Clinical question: Is post-procedural bridging therapy necessary for secondary prevention of VTE?
Background: Bridging therapy has been studied to stratify peri-procedural risk for patients with atrial fibrillation and mechanical heart valves. Data examining the necessity of post-procedural bridging for secondary prevention of VTE are lacking.
Study design: Retrospective, cohort study.
Setting: Single-state, integrated, healthcare delivery system.
Synopsis: A retrospective analysis of patients treated with warfarin for VTE prior to undergoing an invasive procedure was conducted from January 2006 through March 2012 to evaluate the occurrence of post-procedural bleeding secondary to bridging therapy, as well as the occurrence of VTE if bridging therapy was withheld.
Nearly 19,000 procedures were evaluated, of which 1,812 were included in the study. Of note, 11,710 procedures were excluded because the indication for anticoagulation was not VTE. The primary outcome was post-procedure bleeding events at 30 days, while secondary outcomes included severe bleeding events, recurrent VTE, and 30-day mortality. Patient risk of recurrent VTE was stratified into low-, medium-, and high-risk categories based on AT9 current guidelines.

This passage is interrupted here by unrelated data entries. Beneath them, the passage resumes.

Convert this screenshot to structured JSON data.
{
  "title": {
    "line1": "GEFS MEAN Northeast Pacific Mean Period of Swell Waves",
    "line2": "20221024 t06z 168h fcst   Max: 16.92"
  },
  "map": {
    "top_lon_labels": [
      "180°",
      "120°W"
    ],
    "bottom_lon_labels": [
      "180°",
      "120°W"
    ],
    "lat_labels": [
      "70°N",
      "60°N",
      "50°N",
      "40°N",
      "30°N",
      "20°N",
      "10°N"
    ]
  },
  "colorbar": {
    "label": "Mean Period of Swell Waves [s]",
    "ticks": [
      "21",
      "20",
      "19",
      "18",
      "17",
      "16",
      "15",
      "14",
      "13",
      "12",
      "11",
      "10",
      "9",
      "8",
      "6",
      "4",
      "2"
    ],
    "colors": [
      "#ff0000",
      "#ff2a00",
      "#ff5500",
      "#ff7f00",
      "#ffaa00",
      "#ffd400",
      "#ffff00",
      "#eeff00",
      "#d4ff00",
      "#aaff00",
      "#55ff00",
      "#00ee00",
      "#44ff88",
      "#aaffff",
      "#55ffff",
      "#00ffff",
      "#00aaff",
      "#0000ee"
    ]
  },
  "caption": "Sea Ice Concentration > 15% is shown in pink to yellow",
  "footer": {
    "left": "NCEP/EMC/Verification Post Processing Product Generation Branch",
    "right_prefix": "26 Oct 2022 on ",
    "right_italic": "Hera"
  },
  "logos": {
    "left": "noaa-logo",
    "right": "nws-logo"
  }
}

Clinically relevant bleeding events occurred in 2.7% (15/555) of bridged patients and in 0.2% (2/1257) of non-bridged patients (hazard ratio of 17.2). With respect to VTE recurrence, there were three events in the non-bridged group and zero in the bridged group, which was not statistically significant (P=0.56). No VTE events were seen in the high-risk group, and there was no mortality at 30 days across any group.
Bottom line: Peri-procedural bridging therapy for VTE is associated with higher risk of bleeding, but there is not a significant risk of recurrent VTE if bridging therapy is withheld.
Citation: Clark NP, Witt DM, Davies LE, et al. Bleeding, recurrent venous thromboembolism, and mortality risks during warfarin interruption for invasive procedures. JAMA Intern Med. 2015;175(7):1163-1168. doi:10.1001/jamainternmed.2015.1843.